CVE-2023-41990 is a vulnerability in Apple’s iOS and iPadOS operating systems, as well as other Apple platforms like macOS and watchOS, that allows arbitrary code execution through the processing of a maliciously crafted font file. The root cause is improper cache handling during font file processing, which can be exploited by an attacker to execute arbitrary code within the context of the targeted application or system process. This vulnerability requires user interaction, such as opening or previewing a malicious font file, but does not require any prior authentication or elevated privileges, making it accessible to remote attackers who can convince users to open malicious content. The CVSS v3.1 base score is 7.8, reflecting high severity with high impact on confidentiality, integrity, and availability. The issue affects iOS versions prior to 15.7.1 and corresponding versions of iPadOS, with patches released in iOS 15.7.8, 16.3, and similar updates for macOS Monterey, Big Sur, Ventura, tvOS, and watchOS. Apple has acknowledged reports of active exploitation attempts, underscoring the urgency of patching. The vulnerability’s exploitation vector is local (AV:L) but requires user interaction (UI:R), with low attack complexity (AC:L) and no privileges required (PR:N). The flaw’s exploitation could lead to full system compromise, data theft, or persistent malware installation. The fix involves improved cache handling during font processing to prevent execution of arbitrary code. Organizations relying on Apple devices should prioritize deploying these updates and consider additional controls to limit exposure to malicious font files.

For European organizations, this vulnerability poses a significant risk due to the widespread use of Apple devices in both consumer and enterprise environments. Successful exploitation could lead to unauthorized access to sensitive corporate data, disruption of business operations, and potential lateral movement within networks if compromised devices are connected to corporate resources. Sectors such as finance, healthcare, government, and critical infrastructure, which often use iOS devices for secure communications and operations, are particularly vulnerable. The ability to execute arbitrary code means attackers could install persistent malware, exfiltrate confidential information, or disrupt device availability. Given the vulnerability requires user interaction, phishing or social engineering campaigns could be leveraged to deliver malicious font files. The high confidentiality, integrity, and availability impact combined with the ease of exploitation makes this a critical threat to organizations that have not yet applied the patches. Furthermore, the presence of this vulnerability in multiple Apple platforms increases the attack surface for organizations using a heterogeneous Apple ecosystem.
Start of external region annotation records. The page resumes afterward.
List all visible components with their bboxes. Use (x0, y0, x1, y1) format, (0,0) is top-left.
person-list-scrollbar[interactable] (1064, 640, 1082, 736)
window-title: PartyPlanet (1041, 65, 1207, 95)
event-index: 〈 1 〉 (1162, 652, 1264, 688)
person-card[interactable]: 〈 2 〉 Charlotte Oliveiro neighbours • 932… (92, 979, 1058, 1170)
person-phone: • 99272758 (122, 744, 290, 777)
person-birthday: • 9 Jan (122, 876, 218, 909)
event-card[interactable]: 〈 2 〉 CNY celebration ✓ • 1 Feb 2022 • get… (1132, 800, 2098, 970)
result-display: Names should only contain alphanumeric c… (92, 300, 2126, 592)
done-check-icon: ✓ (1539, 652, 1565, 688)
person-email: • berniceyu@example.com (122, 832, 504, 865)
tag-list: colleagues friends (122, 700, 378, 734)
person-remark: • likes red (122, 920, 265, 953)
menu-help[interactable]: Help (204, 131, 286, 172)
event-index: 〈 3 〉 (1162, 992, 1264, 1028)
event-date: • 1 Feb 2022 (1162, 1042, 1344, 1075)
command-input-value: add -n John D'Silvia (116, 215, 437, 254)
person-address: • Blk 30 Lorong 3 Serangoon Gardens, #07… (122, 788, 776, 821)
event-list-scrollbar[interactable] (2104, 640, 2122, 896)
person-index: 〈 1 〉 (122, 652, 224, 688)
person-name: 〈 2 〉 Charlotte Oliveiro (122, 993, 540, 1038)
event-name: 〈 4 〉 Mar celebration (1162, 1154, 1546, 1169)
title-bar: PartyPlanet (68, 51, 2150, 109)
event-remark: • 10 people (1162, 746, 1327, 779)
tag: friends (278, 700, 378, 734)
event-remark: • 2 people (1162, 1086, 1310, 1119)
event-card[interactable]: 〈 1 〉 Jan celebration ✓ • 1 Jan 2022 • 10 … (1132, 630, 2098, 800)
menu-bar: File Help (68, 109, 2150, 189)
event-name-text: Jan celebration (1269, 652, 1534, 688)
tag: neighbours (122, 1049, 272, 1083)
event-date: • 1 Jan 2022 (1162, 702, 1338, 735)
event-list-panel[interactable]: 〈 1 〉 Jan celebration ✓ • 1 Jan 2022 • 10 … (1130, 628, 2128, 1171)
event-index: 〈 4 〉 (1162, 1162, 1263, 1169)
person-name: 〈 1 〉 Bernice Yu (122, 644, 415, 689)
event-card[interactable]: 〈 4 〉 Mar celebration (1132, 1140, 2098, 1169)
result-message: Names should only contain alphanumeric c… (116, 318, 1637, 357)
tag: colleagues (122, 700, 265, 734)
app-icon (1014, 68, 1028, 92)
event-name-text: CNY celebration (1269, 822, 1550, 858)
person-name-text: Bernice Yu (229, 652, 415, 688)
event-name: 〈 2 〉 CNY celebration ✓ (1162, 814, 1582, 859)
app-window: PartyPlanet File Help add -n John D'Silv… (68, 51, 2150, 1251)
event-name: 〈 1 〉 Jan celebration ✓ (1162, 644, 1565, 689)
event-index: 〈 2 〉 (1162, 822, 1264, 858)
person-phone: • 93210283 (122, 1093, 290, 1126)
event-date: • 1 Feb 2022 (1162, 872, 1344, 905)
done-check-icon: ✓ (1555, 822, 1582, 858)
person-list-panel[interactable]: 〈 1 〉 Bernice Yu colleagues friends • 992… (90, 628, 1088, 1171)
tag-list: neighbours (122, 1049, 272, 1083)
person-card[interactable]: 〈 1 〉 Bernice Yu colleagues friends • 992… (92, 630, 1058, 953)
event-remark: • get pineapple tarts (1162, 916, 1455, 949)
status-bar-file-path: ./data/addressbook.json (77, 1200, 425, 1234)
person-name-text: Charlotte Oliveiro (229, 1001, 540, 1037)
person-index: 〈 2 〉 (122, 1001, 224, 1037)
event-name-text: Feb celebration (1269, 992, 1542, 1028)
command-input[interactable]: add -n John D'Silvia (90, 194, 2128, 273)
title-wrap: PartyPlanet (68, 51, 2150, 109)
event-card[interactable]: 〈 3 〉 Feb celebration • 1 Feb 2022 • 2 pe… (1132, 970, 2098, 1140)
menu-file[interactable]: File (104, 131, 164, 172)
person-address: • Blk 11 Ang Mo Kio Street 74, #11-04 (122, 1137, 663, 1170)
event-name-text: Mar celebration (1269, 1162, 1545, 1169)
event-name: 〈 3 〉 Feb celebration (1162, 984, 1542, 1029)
1. Immediately apply the security updates released by Apple for iOS (15.7.8, 16.3), iPadOS, macOS (Monterey 12.6.8, Big Sur 11.7.9, Ventura 13.2), tvOS 16.3, and watchOS 9.3 to all affected devices within the organization. 2. Implement strict controls on font file handling by restricting or blocking the opening of font files from untrusted or unknown sources, especially in email attachments or web downloads. 3. Educate users about the risks of opening unsolicited attachments or links, emphasizing caution with font files or documents that may contain embedded fonts. 4. Deploy endpoint detection and response (EDR) solutions capable of detecting suspicious font processing activities or anomalous code execution patterns on Apple devices. 5. Monitor network and device logs for indicators of compromise related to font processing exploits, including unusual process behavior or unexpected network connections originating from Apple devices. 6. Consider application whitelisting or sandboxing techniques to limit the execution context of font processing components. 7. Maintain an inventory of all Apple devices in use and ensure compliance with patch management policies to prevent unpatched devices from remaining in production environments. 8. Collaborate with IT and security teams to integrate Apple device security into broader organizational cybersecurity frameworks and incident response plans.